The common theme in all the instructional posts was plan ahead. I think I had all of 7 minutes to get things set up. Setting up included pulling out the tripod and attaching the XF 50-140 F2.8 lens that I wanted to use, mounting the camera, Setting all the settings, getting out the front door and figuring out exactly where to setup to get the fireworks over the houses between me and the stadium.

The setting to use for fireworks are basically.

  1. Set to lowest native ISO. (Mine is 200).
  2. Manual Focus (try to set focus somewhere near infinity).
  3. Shutter Speed (try 4 seconds).
  4. Set Aperture to f8 (for starters).

The last point is where I was going wrong.  The f8 was not the right settings.  Because it’s dark you think you need a more open aperture to get in enough light. This I found to be the wrong thinking.  Fireworks are bright.  I was constantly overexposing at f8.  On the Fourth I stopped down my lens to F14 and probably could have gone to F16 to get the images presented here as I did have to move the exposure down a full stop in Lightroom.
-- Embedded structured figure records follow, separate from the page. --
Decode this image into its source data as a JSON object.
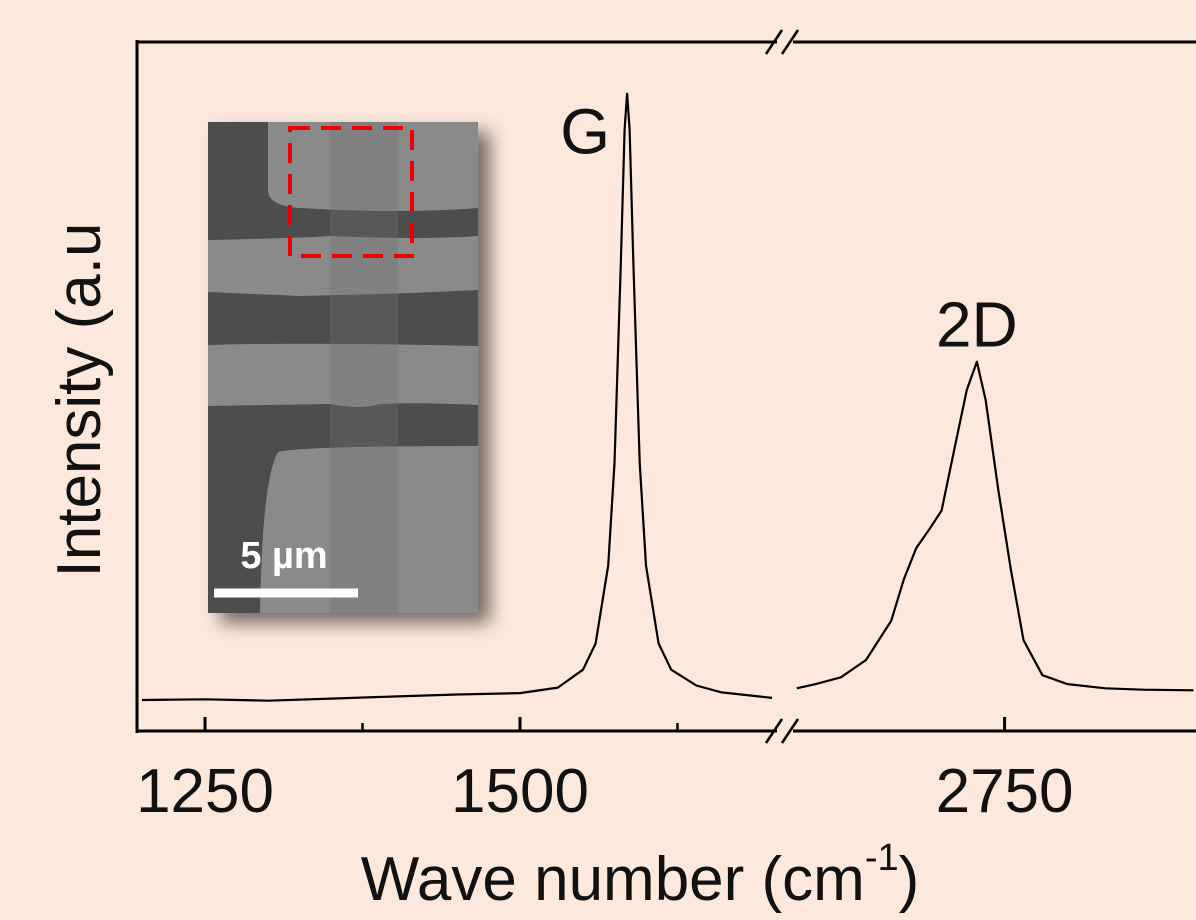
{
  "chart_data": {
    "type": "line",
    "y_label": "Intensity (a.u",
    "x_label": "Wave number (cm",
    "x_label_sup": "-1",
    "x_label_end": ")",
    "ylim": [
      0,
      100
    ],
    "x_segments": [
      {
        "xlim": [
          1196,
          1704
        ],
        "xticks": [
          1250,
          1500
        ],
        "minor_xticks": [
          1375,
          1625
        ]
      },
      {
        "xlim": [
          2582,
          2902
        ],
        "xticks": [
          2750
        ],
        "minor_xticks": []
      }
    ],
    "series": [
      {
        "color": "#000000",
        "x": [
          1200,
          1250,
          1300,
          1350,
          1400,
          1450,
          1500,
          1530,
          1550,
          1560,
          1570,
          1575,
          1580,
          1583,
          1585,
          1587,
          1590,
          1595,
          1600,
          1610,
          1620,
          1640,
          1660,
          1700
        ],
        "values": [
          4.5,
          4.6,
          4.4,
          4.7,
          5.0,
          5.3,
          5.5,
          6.3,
          8.9,
          12.7,
          24,
          38.9,
          67.8,
          87.3,
          92.5,
          87.3,
          67.8,
          38.9,
          24,
          12.7,
          8.9,
          6.6,
          5.6,
          4.8
        ]
      },
      {
        "color": "#000000",
        "x": [
          2585,
          2600,
          2620,
          2640,
          2660,
          2670,
          2680,
          2690,
          2700,
          2710,
          2720,
          2728,
          2735,
          2745,
          2755,
          2765,
          2780,
          2800,
          2830,
          2860,
          2900
        ],
        "values": [
          6.2,
          6.8,
          7.8,
          10.3,
          16,
          22,
          26.6,
          29.2,
          32,
          40.8,
          49.5,
          53.6,
          48,
          35,
          23.4,
          13.2,
          8.1,
          6.8,
          6.2,
          6.0,
          5.9
        ]
      }
    ],
    "annotations": [
      {
        "text": "G",
        "x": 1585,
        "segment": 0
      },
      {
        "text": "2D",
        "x": 2728,
        "segment": 1
      }
    ],
    "inset": {
      "scale_label": "5 µm"
    }
  }
}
Images were from my Fujifilm X-T1 with the XF 50-140mm f2.8 WR OIS zoom. I was zoomed out to the max of 140mm for these shots. Raw images were processed in Lightroom using the Fujifilm Standard/Provia camera profile and a bit (or more) of twiddling the dials .

July 4, 2016

July $th, 2016

20160704-_DSF3307

So I’m glad I decided to give it one more try. The lesson learned here is to really think why the image went wrong. I’m talking about the technical side. If the exposure is wrong at 4 seconds it is going to take a lot of adjustment to add or remove one stop (8 seconds or 2 seconds) for the shutter but adding one/removing one stop using the aperture ring gives the same result by keeping the lens open long enough to capture the full firework explosion. And remember that if you get off track center yourself on a known set of parameters and if you must fiddle, only fiddle with one setting.